Protecting Land, Protecting People

BulkanFrom Guyana to Vancouver, Janette Bulkan has built a career on protecting indigenous land rights and access to resources.

Her involvement with social issues in forestry began after she noticed more and more chainsaws in indigenous communities in her homeland of Guyana. The men from these communities were getting into logging.

According to Bulkan, the assumption was that any illegal logging in the country was the work of small-scale, local forestry operations. But after visiting forest sites and documenting practices around the country, she saw that it was the large-scale operations that were not adhering to guidelines and policies.

“Many of these operations were owned by transnational corporations which held, or illegally rented, logging concessions,” she says.

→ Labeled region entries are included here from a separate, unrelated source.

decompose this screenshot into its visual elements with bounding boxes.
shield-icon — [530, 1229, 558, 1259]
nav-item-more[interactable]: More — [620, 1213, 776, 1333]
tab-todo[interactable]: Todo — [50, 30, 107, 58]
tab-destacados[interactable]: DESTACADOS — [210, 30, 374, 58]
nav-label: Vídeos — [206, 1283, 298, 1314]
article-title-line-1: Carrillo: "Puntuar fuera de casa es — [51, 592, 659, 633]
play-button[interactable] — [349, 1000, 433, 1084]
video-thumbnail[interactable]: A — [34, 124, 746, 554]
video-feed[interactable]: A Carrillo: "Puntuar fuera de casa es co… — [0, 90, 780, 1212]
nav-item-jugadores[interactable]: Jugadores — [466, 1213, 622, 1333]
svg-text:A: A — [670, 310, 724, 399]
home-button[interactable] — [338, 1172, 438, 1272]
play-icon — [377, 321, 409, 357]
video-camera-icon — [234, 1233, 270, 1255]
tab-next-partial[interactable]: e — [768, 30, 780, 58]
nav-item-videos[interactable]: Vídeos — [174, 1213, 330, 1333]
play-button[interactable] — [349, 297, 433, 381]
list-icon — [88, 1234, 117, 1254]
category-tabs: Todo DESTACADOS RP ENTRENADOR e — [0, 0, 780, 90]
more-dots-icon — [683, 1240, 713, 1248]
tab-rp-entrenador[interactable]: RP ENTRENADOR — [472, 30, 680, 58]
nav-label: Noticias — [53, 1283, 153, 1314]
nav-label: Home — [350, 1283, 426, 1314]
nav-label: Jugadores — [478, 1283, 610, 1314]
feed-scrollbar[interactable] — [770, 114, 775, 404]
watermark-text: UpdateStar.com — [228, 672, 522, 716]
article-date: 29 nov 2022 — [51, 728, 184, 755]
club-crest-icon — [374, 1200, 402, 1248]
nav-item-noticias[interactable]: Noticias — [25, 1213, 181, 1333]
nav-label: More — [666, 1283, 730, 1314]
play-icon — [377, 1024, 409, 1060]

A new UBC faculty member, Bulkan investigated the slippages between national policies, and government and private sector practices, in forestry in Guyana for her PhD research, which began in 2003 at Yale University. She also worked with indigenous groups to document how these large companies were violating well-established forestry guidelines, land claims and human rights.

They took their concerns to the international banks supporting one of the transnational loggers. As a result, one bank reduced its investments in the sector, and the government imposed penalties on illegal operations.

“Now illegal logging is almost always talked about in the context of what happens on large-scale forestry operations.”

For Bulkan, this was an example of how business contracts may put the security of indigenous people at risk, despite the safeguards put in place to protect these communities.

“They have been living on that land for thousands of years. If their rights to that land are at risk, they are at risk,” she says. “Some of the world’s most biodiverse areas are home to local, indigenous people. So working with indigenous peoples to safeguard their rights brings global as well as local benefits.”

Bulkan is teaching indigenous forestry and community forestry in the Department of Forest Resources Management. She sees many similarities between the obstacles faced by indigenous groups from her home country and those faced by Canada’s First Nations. More than 75 per cent of Guyana is covered in forests. Like Canada, Guyana’s economy is strongly tied to natural resource extraction. There is also a growing interest to use the forests for purposes other than logging, such as selling carbon credits. In both countries, issues around indigenous land rights and land ownership continue to persist.

Bulkan has been involved in the Forest Carbon Partnership Facility in Suriname, which is coordinated by the World Bank, and other aspects of forest carbon management under what is known as the REDD+ approach (Reducing Emissions from Deforestation and forest Degradation).

As one of her next projects, she plans to connect indigenous groups in B.C. and Guyana that may benefit from payments in exchange for protection of one or some of a basket of forest-based environmental services such as sequestered forest carbon, globally important habitat or biodiversity, and supplies of clean water. She wants to help them demonstrate their legal rights to these resources and to use those rights to provide small but reliable incomes from environmental services so they can develop long-term strategies to support their growing populations.